With Hardy and fellow seniors Justin Brownlee and Paris Horne and Justin Burrell, St. John's has the necessary know-how and grit to beat Gonzaga in the first round and Jimmer Fredette and a vulnerable Brigham Young team in the second.
Pitt is the only team in the Southeast Region that scares anyone, and St. John's has notarized proof it doesn't fear the Panthers -- Hardy beat them in the Garden with his magical, mystery scoop.
Yes, it's going to be tough for St. John's to reach the national semis in Houston without Kennedy, a versatile senior who deserved better than a torn ACL and a twisted turn of fate. But the Red Storm don't have time to wait, not when next season's celebrated circle of recruits will need a couple of years to develop the kind of chemistry and can-do karma that defines this 2011 team.
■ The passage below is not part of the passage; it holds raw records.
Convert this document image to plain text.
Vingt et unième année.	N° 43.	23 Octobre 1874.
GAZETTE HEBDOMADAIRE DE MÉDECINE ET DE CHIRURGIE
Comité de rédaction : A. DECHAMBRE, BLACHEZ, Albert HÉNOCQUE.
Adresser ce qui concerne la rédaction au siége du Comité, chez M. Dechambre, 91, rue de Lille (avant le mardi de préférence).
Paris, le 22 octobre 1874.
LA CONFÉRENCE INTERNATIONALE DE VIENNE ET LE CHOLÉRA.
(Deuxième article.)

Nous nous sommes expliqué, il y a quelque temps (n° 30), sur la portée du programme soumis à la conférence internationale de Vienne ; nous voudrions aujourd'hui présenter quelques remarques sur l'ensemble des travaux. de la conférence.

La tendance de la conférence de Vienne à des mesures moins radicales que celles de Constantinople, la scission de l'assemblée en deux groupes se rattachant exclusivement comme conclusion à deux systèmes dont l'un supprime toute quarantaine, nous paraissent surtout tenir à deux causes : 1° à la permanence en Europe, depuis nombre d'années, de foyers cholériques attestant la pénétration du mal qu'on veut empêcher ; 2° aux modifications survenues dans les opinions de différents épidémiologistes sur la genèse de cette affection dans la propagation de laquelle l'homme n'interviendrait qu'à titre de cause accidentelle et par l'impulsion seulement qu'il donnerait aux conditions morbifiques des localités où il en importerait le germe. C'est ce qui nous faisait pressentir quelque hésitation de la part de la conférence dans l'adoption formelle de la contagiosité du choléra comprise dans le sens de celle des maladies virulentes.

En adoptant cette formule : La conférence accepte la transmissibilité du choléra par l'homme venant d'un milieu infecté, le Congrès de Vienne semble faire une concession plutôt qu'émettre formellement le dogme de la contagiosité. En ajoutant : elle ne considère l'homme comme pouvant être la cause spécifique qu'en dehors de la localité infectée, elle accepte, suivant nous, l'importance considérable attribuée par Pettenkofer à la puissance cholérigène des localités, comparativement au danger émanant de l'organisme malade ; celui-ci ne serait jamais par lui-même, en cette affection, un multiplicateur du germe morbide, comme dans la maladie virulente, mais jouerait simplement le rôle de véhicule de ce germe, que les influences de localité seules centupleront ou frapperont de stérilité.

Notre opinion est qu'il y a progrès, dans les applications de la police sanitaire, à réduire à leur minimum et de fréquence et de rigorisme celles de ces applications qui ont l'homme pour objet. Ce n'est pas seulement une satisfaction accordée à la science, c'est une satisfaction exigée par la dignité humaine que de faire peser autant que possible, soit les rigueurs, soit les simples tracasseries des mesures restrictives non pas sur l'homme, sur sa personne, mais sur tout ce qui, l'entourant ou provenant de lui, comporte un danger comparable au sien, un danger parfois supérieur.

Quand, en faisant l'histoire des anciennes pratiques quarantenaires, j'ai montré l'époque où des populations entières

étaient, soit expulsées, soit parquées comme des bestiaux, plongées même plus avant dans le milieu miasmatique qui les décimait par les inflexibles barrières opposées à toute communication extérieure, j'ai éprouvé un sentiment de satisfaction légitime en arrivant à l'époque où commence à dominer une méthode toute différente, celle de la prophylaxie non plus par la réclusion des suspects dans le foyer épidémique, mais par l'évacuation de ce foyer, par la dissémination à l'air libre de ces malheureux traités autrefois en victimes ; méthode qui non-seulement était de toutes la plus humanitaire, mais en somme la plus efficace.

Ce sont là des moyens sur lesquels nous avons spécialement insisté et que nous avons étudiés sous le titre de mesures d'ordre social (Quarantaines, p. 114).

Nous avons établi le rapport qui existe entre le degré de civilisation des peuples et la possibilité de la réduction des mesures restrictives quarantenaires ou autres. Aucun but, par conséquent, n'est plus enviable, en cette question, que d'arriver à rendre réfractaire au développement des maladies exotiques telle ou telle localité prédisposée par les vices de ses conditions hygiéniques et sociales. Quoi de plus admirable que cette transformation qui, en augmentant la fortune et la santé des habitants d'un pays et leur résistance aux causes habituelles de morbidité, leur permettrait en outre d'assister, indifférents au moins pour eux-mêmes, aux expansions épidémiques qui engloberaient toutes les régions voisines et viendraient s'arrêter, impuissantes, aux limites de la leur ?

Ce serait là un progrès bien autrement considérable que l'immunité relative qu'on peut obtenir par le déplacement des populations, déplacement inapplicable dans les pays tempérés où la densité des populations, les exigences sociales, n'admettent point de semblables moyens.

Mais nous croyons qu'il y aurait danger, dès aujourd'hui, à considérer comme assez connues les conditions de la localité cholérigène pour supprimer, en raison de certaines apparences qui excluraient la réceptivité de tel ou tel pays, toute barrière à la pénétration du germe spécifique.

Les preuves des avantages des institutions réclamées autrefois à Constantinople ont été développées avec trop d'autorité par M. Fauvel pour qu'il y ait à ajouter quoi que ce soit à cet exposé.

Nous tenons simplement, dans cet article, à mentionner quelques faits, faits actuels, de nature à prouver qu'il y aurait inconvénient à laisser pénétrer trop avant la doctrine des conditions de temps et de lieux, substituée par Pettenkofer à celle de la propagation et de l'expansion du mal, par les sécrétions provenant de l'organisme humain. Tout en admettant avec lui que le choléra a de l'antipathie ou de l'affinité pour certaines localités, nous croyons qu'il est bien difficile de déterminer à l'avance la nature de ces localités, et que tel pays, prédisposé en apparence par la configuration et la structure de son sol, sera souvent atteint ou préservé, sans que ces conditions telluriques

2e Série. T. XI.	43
How far can the Red Storm go? Only this much is certain:
New York basketball fans could sure use some kind of charmed postseason run, as their Knicks haven't won it all in 37 years, going on 38. On its end, St. John's hasn't reached the Final Four in 26 years and hasn't reached the NCAA title game in nearly 60 years.
But as a product of its toughness more than its talent, St. John's is the more genuine New York basketball team, and the one more likely to put the city back in the city game.